Откинув штору, он вышел на балкон, где стояли цветочные горшки и маленькое жестяное ведерце с грибом на голубой эмали. Дождь налил в ведерце воды, и Кирилл долго пил ее, отплевываясь от плавающих цветочных лепестков. Вода пролилась на грудь и живот, и ему полегчало.
— Что случилось? — спросила Настя, когда он шагнул в комнату. — Почему ты орал?
— Моя сестра родила мальчика, — буркнул он, — я ее поздравлял.
— Это она звонила?
— Звонила моя мать.
— А почему ты орал?
— Потому что я устал от них, — сказал Кирилл злобно и через голову содрал мокрую рубаху, — я устал от них, как только родился. Я никогда их не понимал, а они никогда не понимали меня.
— Почему?
— Настя, я не могу говорить об этом в три часа ночи. — Он с размаху сел на кровать. — Потому что я ненавижу бедность, а у меня всю жизнь были одни штаны. Я на танцы не ходил из-за этих проклятых штанов!
— При чем тут штаны?
— При том, что я не понимаю никакой идейной бедности!
— У вас была идейная бедность?
— У моих родителей восемь детей, — сказал он злобно, — у меня еще четыре сестры и три брата. Они, видишь ли, хотели много детей! Они так решили, когда поженились. Они задались целью воспитать совершенно особенных людей. Необыкновенных. Свободных от мещанских предрассудков. И воспитали кучу уродов. Меня в том числе.
— Ты не урод.
— У нас все было не как у всех. Новых детей не заворачивали в пеленки, потому что в дикой природе дети растут совершенно голыми. Они лежали голые и синие на коричневых клеенках, это я помню очень хорошо. Старшие дети должны были все делать согласно расписанию, составленному отцом. С утра мы выбегали во двор и делали зарядку — дождь так дождь, снег так снег. Когда я начал соображать, стал прикидываться больным, но отец был убежден, что свежий воздух лечит все болезни, и я тоже выбегал. Ты можешь себе представить, как посреди московского двора кучка сумасшедших зимой и летом делает приседания и обтирается снегом?! На нас смотрели, как на дрессированных макак, а мы знай себе приседаем! Дома у нас был турник, и, проходя под ним, каждый должен был три раза подтянуться. Шесть раз прошел, восемнадцать раз подтянулся.

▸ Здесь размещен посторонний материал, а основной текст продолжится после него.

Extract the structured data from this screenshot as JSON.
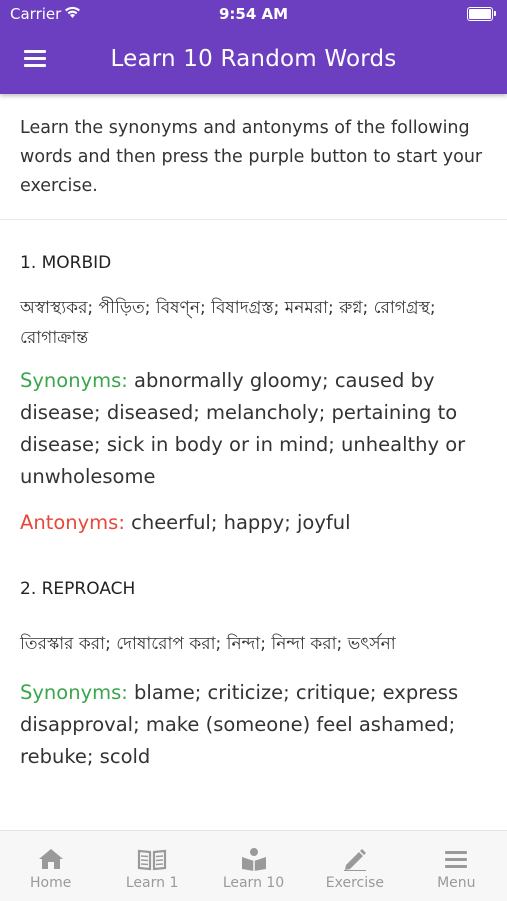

Дома никто не носил никакой одежды, только трусы. Это изобретение не моих родителей, а каких-то еще убогих, у которых тоже было штук пятнадцать детей, и они написали книжку про воспитание. Это очень вдохновило моих родителей. Они тоже решили писать, но почему-то не написали. Никогда в жизни у меня не было ничего своего, понимаешь? Я спал в чьей-то кровати, и накрывался чьим-то одеялом, и носил чьи-то штаны, и играл в чьи-то игрушки! А взаимовыручка! Я ее ненавидел! Отец считал, что старшие обязаны помогать и наставлять младших, а на самом деле мы просто друг друга лупили. За все. За кусок мармелада, за хлеб с маргарином и просто от злости, потому что невозможно жить вчетвером в тринадцатиметровой комнате. Ты хоть представляешь себе, что такое восемь детей и двое взрослых на двух зарплатах и пособиях?